In a typically harsh sentence that appears have resulted from a tendentious reading of acts of desperation, a court in southern Kyrgyzstan has sentenced two ethnic Uzbeks to three years in prison for writing “SOS” on the gate of a private home during the clashes, The court claimed that instead of pleading for help behind home-made barricades under attack, they were signalling to outside instigators, AKIpress reported. Ulukbek Abdusalamov, the vice president of the Uzbek Culture Center and editor-in-chief of the newspaper Diydor in Jalal-Abad, reportedly had a stroke on September 17 in the hospital where he had been taken from pre-trial detention, and has now been released to house arrest.
In Osh, the contentious "master plan" to resettle ethnic Uzbeks away from the territory of their ruined homes into new high-rises is once again being pushed by reconstruction officials, EurasiaNet reported. Human rights groups have been concerned that the forced evictions, when Uzbeks have already begun building their homes with the help of international aid groups, will further fuel tensions. The plan, which existed before the pogroms and is believed by some to indicate complicity in them, involves removing Uzbeks from their neighborhoods and mixing them with Kyrgyz residents in apartment complexes. The controversial mayor of Osh continues to promote the eviction plan despite international objections, stalling on construction permits for Uzbeks to build on the sites of their destroyed homes. Since the Asian Development Bank is providing a $30 million loan for Uzbeks to rebuild their homes, human rights groups are hoping the international community will maintain pressure on local leadership to stop evictions.

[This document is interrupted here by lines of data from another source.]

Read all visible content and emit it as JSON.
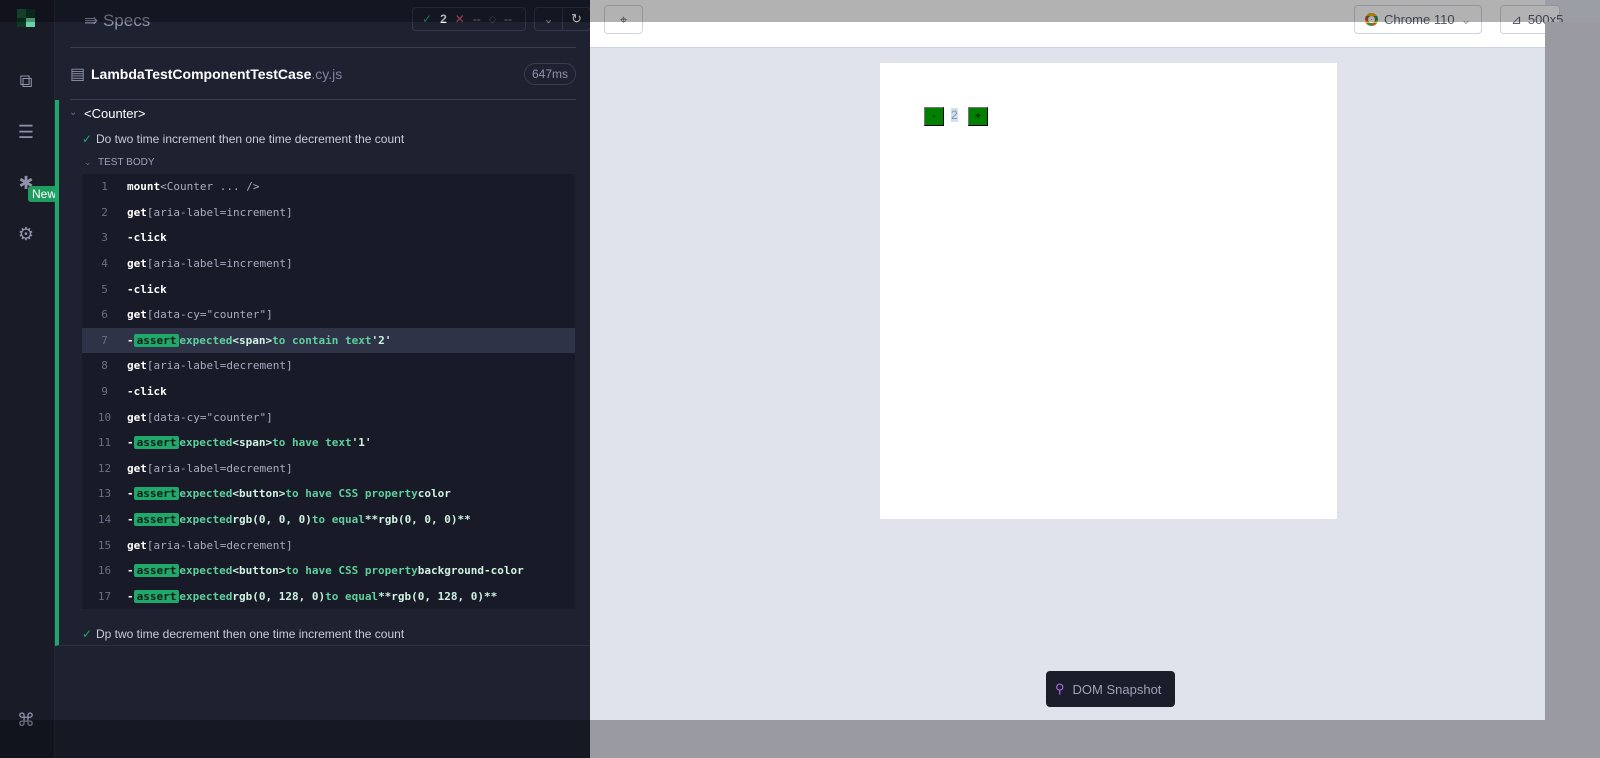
{
  "nav": {
    "new_badge": "New"
  },
  "header": {
    "title": "Specs",
    "passed": "2",
    "failed": "--",
    "pending": "--"
  },
  "file": {
    "name": "LambdaTestComponentTestCase",
    "ext": ".cy.js",
    "duration": "647ms"
  },
  "suite": {
    "title": "<Counter>",
    "tests": [
      {
        "title": "Do two time increment then one time decrement the count",
        "section": "TEST BODY"
      },
      {
        "title": "Dp two time decrement then one time increment the count"
      }
    ]
  },
  "commands": [
    {
      "num": "1",
      "cmd": "mount",
      "arg": "<Counter ... />"
    },
    {
      "num": "2",
      "cmd": "get",
      "arg": "[aria-label=increment]"
    },
    {
      "num": "3",
      "cmd": "-click",
      "arg": ""
    },
    {
      "num": "4",
      "cmd": "get",
      "arg": "[aria-label=increment]"
    },
    {
      "num": "5",
      "cmd": "-click",
      "arg": ""
    },
    {
      "num": "6",
      "cmd": "get",
      "arg": "[data-cy=\"counter\"]"
    },
    {
      "num": "7",
      "assert": true,
      "selected": true,
      "parts": [
        [
          "expected",
          0
        ],
        [
          "<span>",
          1
        ],
        [
          "to contain text",
          0
        ],
        [
          "'2'",
          1
        ]
      ]
    },
    {
      "num": "8",
      "cmd": "get",
      "arg": "[aria-label=decrement]"
    },
    {
      "num": "9",
      "cmd": "-click",
      "arg": ""
    },
    {
      "num": "10",
      "cmd": "get",
      "arg": "[data-cy=\"counter\"]"
    },
    {
      "num": "11",
      "assert": true,
      "parts": [
        [
          "expected",
          0
        ],
        [
          "<span>",
          1
        ],
        [
          "to have text",
          0
        ],
        [
          "'1'",
          1
        ]
      ]
    },
    {
      "num": "12",
      "cmd": "get",
      "arg": "[aria-label=decrement]"
    },
    {
      "num": "13",
      "assert": true,
      "parts": [
        [
          "expected",
          0
        ],
        [
          "<button>",
          1
        ],
        [
          "to have CSS property",
          0
        ],
        [
          "color",
          1
        ]
      ]
    },
    {
      "num": "14",
      "assert": true,
      "parts": [
        [
          "expected",
          0
        ],
        [
          "rgb(0, 0, 0)",
          1
        ],
        [
          "to equal",
          0
        ],
        [
          "**rgb(0, 0, 0)**",
          1
        ]
      ]
    },
    {
      "num": "15",
      "cmd": "get",
      "arg": "[aria-label=decrement]"
    },
    {
      "num": "16",
      "assert": true,
      "parts": [
        [
          "expected",
          0
        ],
        [
          "<button>",
          1
        ],
        [
          "to have CSS property",
          0
        ],
        [
          "background-color",
          1
        ]
      ]
    },
    {
      "num": "17",
      "assert": true,
      "parts": [
        [
          "expected",
          0
        ],
        [
          "rgb(0, 128, 0)",
          1
        ],
        [
          "to equal",
          0
        ],
        [
          "**rgb(0, 128, 0)**",
          1
        ]
      ]
    }
  ],
  "assert_label": "assert",
  "aut": {
    "browser": "Chrome 110",
    "viewport": "500x5",
    "counter": {
      "minus": "-",
      "value": "2",
      "plus": "+"
    },
    "snapshot": "DOM Snapshot"
  },
  "colors": {
    "accent": "#1fa869",
    "nav": "#191b27",
    "reporter": "#1e2130"
  }
}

The Uzbek-German Forum for Human Rights has issued more reports indicating that children are still being forced to work on the cotton harvest, despite Uzbekistan's pledges and new laws passed last year to end the practice. According to the BBC's Uzbek Service reports, human rights activist Elena Urlayeva reported that in Upper Chirchik District, children were being taken out of school to pick cotton, Urlayeva said that troops were deployed to oversee the harvest, and when she gained entry to the fields and started interviewing children, police seized her cell phone and deleted the pictures. The children told her that the police had warned them not to mention that they were picking cotton and to say they were in school. Each morning, they are bussed to school, but their book bags contain bread and water and they are then taken to the cotton fields. They complained that their arms were scratched from the bushes and they did not have proper shoes for field work or large enough bags to collect the cotton.